We introduced a flat fare and we made it less than they had been paying on average, and we had the usual reduced fares for children and old-age pensioners. We wanted a new image for the bus service, and a new name for it, and we had some delightful experiments testing new liveries out. We had buses in the town square in different coloured liveries, in fact we had one pied piper bus with one livery on one side and one on the other side, asking people which they liked, and they clearly liked the newer, brighter colours. London Country were very helpful to us on this. They provided us with one of their commercial artists who designed the liveries for us, and we found to our surprise that people chose a, a bright yellow and blue livery as against the what you might call corporation green which the buses the ordinary buses were in at that time.
And we wanted a new name for the service. We spent a long time in committee with the bus operator trying to decide on, on a new name. We couldn’t agree on a name, and we had an independent researcher monitoring all that we were doing at that time, and he said to us out of the blue, “Well, I think you’ve got to have courage in your convictions. You keep talking about creating a super bus service: I think you should call it Superbus.”
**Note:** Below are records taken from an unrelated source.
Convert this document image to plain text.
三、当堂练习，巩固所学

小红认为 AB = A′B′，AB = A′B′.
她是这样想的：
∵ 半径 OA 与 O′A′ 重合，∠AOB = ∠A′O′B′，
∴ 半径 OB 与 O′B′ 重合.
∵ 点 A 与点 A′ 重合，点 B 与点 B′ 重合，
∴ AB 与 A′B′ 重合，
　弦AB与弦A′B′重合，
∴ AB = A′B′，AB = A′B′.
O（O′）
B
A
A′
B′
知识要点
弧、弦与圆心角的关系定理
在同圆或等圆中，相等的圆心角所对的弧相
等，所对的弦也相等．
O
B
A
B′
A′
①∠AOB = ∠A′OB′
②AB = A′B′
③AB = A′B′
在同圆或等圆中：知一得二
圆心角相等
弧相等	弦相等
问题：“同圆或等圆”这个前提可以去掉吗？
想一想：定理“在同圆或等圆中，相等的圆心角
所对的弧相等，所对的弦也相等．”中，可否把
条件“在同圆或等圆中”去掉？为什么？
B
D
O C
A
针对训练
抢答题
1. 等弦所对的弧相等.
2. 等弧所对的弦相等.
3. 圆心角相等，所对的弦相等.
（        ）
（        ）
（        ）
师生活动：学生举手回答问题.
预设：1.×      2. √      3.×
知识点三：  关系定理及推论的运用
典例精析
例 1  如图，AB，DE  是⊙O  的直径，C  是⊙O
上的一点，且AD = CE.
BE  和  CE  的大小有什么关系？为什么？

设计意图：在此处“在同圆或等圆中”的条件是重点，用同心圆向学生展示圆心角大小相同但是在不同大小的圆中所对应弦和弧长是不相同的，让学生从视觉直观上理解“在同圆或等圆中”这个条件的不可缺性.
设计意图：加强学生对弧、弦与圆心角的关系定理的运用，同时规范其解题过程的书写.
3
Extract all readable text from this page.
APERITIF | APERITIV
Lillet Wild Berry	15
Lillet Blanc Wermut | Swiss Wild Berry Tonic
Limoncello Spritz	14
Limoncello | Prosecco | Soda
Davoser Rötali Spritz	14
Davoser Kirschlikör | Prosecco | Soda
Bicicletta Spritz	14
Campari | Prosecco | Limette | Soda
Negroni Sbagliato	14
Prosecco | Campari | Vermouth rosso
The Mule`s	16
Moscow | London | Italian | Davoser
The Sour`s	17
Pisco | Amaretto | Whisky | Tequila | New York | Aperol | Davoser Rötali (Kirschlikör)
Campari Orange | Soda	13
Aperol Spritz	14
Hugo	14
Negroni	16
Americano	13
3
So with our hearts in our mouths, that’s what we did, and we introduced the new name and the new livery, and then we went round the bus service and tried to tidy up the, the bus stops and provide shelters and do one or two things like that. And with the new flat rate fare, the new name, the new livery we found that in another three month period, the ridership rose again by a further 21 per cent, having now risen for something like 17,500 people trips per week to something over 25,000 trips per week. And of course at this stage everybody was getting interested in the bus service.